8. Het hof stelt vast dat op de door advocaat-generaal ingebrachte beelden kan worden waargenomen dat een lichtblauwe Porsche met voormeld kenteken vanaf de linkerzijde in beeld aan komt rijden over het Laaghemaal in Rosmalen. De ambtenaar bevindt zich op een aan de weg gelegen oprit en wordt door de Porsche gepasseerd, waarbij geluid hoorbaar is van een niveau dat van een voertuig van dit merk en type kan worden verwacht. Dat, dan wel of, met het voertuig met een hogere snelheid wordt gereden dan de ter plaatse geldende maximumsnelheid kan op basis van de beelden niet worden vastgesteld. Vervolgens is te zien dat het voertuig een oversteekplaats voor fietsers en voetgangers, gelegen aan de rechterzijde van de ambtenaar, nadert. Bij het passeren van die oversteekplaats is een ratelend geluid hoorbaar. Het geluid dat wordt geproduceerd is van een niveau dat het geluid dat het voertuig rijdend maakt slechts in geringe mate overstijgt. Het geluid wordt naar het hof aanneemt veroorzaakt door vrijgekomen brandstof die door het loslaten van het gaspedaal in het uitlaatsysteem wordt verbrand, hetgeen ook logisch is omdat op de beelden is te zien dat het voertuig een oversteekplaats nadert. Dat betekent dat het in dit geval door het betreffende voertuig geproduceerde geluid, nu blijkens de beelden met het voertuig geen bijzondere en van het normale gebruik afwijkende verrichtingen worden uitgevoerd, niet zonder meer gekwalificeerd kan worden als onnodig geluid als bedoeld in artikel 57 van het RVV 1990. De inleidende beschikking kan niet in stand blijven.
9. Het voorgaand betekent dat hetgeen de gemachtigde van de betrokkene overigens naar voren heeft gebracht geen bespreking behoeft. Het hof zal als volgt beslissen.

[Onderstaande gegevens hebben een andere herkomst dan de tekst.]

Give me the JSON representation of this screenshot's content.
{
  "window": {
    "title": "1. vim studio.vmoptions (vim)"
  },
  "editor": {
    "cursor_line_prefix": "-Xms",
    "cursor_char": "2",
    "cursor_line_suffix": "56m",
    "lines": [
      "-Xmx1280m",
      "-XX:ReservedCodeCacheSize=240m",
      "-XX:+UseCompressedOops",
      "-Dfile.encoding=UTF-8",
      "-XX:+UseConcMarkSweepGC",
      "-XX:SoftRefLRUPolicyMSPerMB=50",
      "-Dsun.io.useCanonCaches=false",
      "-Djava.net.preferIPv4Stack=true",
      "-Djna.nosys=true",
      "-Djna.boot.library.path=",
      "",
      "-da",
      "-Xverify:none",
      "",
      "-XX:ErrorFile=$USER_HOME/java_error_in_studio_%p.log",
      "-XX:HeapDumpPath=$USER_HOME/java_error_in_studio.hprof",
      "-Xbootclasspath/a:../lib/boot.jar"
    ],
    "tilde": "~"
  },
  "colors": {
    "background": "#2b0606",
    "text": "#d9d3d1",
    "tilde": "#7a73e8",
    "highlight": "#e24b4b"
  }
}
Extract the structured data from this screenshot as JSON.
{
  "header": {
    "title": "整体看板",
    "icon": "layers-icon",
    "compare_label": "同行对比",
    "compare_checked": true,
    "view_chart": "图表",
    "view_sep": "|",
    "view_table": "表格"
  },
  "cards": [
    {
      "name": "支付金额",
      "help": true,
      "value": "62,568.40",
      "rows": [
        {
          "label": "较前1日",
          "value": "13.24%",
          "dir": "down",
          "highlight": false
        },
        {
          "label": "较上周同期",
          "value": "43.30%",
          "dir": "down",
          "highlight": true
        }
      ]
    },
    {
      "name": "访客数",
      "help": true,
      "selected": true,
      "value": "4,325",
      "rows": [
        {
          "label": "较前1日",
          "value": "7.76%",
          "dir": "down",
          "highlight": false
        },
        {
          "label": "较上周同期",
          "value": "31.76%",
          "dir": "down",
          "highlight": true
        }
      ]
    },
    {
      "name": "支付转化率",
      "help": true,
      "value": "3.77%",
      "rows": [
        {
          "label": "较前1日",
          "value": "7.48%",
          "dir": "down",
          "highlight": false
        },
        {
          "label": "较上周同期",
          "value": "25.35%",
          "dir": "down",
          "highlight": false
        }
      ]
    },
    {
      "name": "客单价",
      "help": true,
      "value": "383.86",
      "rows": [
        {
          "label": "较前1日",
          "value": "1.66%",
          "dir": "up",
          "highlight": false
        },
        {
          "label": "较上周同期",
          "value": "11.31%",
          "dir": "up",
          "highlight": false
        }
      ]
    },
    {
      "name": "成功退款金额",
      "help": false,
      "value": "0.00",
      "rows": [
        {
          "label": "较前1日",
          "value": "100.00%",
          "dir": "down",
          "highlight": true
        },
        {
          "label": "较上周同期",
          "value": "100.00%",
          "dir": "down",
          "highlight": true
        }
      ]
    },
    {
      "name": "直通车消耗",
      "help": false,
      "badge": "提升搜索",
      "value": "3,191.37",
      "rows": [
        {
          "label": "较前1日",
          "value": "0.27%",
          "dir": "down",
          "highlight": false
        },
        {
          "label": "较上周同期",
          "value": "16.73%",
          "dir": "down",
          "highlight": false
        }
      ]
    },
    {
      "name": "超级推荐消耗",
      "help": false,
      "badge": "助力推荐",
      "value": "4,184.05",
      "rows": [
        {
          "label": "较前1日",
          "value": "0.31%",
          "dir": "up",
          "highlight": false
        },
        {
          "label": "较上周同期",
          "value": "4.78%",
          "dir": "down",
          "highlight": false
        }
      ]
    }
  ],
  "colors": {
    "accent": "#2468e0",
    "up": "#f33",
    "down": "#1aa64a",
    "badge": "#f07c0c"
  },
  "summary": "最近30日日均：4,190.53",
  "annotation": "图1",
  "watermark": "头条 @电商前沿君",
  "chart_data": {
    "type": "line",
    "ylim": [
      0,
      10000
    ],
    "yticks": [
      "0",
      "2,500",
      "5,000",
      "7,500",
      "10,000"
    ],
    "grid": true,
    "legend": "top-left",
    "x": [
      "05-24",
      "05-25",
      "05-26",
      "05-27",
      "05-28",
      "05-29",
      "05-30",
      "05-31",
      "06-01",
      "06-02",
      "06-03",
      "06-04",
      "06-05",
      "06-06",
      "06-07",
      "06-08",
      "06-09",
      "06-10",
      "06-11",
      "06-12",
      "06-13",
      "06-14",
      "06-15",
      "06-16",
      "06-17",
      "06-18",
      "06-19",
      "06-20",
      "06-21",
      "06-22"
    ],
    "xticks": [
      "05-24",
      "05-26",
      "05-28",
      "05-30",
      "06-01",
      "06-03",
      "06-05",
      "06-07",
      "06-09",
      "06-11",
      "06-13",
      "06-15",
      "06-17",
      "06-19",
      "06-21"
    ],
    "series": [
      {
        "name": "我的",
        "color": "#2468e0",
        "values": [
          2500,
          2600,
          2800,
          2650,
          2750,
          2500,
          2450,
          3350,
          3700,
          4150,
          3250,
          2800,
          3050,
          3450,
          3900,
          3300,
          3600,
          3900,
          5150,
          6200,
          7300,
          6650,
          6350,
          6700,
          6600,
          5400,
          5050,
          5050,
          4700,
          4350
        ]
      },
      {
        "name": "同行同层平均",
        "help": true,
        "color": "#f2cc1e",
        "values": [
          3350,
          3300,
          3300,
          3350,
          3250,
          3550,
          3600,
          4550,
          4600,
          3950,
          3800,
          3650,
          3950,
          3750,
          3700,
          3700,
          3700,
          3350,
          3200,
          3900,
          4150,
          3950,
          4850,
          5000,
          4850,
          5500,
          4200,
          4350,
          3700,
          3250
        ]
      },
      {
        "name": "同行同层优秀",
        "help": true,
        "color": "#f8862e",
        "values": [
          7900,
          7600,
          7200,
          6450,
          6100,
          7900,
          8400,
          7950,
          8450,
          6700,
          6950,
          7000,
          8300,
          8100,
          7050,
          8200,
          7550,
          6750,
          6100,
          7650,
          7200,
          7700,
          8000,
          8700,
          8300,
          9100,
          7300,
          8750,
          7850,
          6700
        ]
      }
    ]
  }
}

10. De proceskosten komen voor vergoeding in aanmerking. Aan het indienen van het administratief beroepschrift, het beroepschrift bij de kantonrechter en het indienen van hoger beroepschrift dienen in totaal drie punten te worden toegekend. Het hof zal, met toepassing van artikel 2, derde lid, van het Besluit proceskosten bestuursrecht, voor het telefonisch horen in administratief beroep een half punt toekennen. De waarde per punt bedraagt voor het administratief beroep € 624,- en voor het (hoger) beroep € 875,-. Gelet op de aard van de zaak wordt de wegingsfactor 0,5 (gewicht van de zaak = licht) toegepast. Aldus zal het hof de advocaat-generaal veroordelen in de kosten tot een bedrag van € 1.343,- (= (1,5 x € 624,- x 0,5) + (2 x € 875,- x 0,5)).